While I’m not taking sides in this feud, I would like to highlight some of the key issues that divide these opposing camps. These include the value of the historical record, the validity of research assumptions, biases in advisor recommendations, the role of fraud and cognitive decline, taxes, and the potential for self-annuitization.
A client following an SWP invests her assets at the start of retirement and withdraws funds over her lifetime. The key determinants of whether such a plan will succeed – meaning that the client will not outlive her funds – are the rate-of-return on the invested assets and the rate at which the client withdraws funds. By contrast, a retiree could instead purchase a SPIA from an insurance company and receive known payments for the rest of his life.
The basic case for systematic withdrawals is that, by calibrating a client’s withdrawal rate to what would have always worked in the past, a client can obtain a sustainable income stream for life similar to what SPIAs currently provide. Even better, systematic withdrawals allow clients to maintain control over and flexibility of their assets, and they retain the ability to bequeath any remaining assets. More often than not, using a safe withdrawal rate will allow a client’s wealth to continue multiplying throughout retirement, except in the unfortunate case when that client’s portfolio suffers a sharp decline shortly after the onset of retirement, which is the absolute worst-case scenario for such investors.

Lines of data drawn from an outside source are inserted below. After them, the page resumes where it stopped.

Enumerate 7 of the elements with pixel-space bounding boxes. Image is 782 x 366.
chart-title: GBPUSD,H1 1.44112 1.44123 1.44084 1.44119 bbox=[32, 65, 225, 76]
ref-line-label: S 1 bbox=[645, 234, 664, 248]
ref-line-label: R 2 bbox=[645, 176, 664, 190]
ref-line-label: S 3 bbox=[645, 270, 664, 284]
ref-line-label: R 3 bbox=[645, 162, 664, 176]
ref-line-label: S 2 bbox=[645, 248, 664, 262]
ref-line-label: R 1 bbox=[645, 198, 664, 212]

Michael Kitces of the Pinnacle Advisory Group recently emphasized in an important blog entry that safe withdrawals rates also provide a floor-with-upside approach, with the potential for greater spending or a growing legacy. What’s more, aside from the uncertainty of health expenses, which complicate any strategy, available evidence suggests that discretionary expenses decrease with age. With some flexibility to make mid-course spending adjustments, systematic withdrawals from a well-diversified portfolio should safely support a spending plan without wealth depletion while also preserving the client’s liquidity and upside potential.
As for SPIAs, each client only gets one opportunity to enjoy a sustainable retirement, and averages are irrelevant when dealing with volatile investments. With an SWP, one may hope for a risk premium from equities, but there is no guarantee that markets will comply. Especially when considering basic spending needs, relying on withdrawals from a volatile SWP portfolio exposes retirees to greater market risk than they may realize. The U.S. record is much too short to have any confidence about a safe withdrawal rate, uncertainty that is amplified in today’s low interest rate environment. The consequences of being unable to meet basic needs because of a bad sequence of market returns could be severe.
While systematic withdrawals force retirees to plan for a longer lifespan than average, the mortality credits provided by annuities (those who die sooner subsidize the payments to those who live longer) allow for payouts to be connected to life expectancies. Annuities provide a risk management tool that helps to protect clients from sequence-of-returns, longevity and market risk.
So there are countervailing benefits to each approach. The question, I’d argue, is not whether to annuitize, but how much to annuitize. Most Americans will find that the optimal answer is not 0% or 100%, but somewhere in between.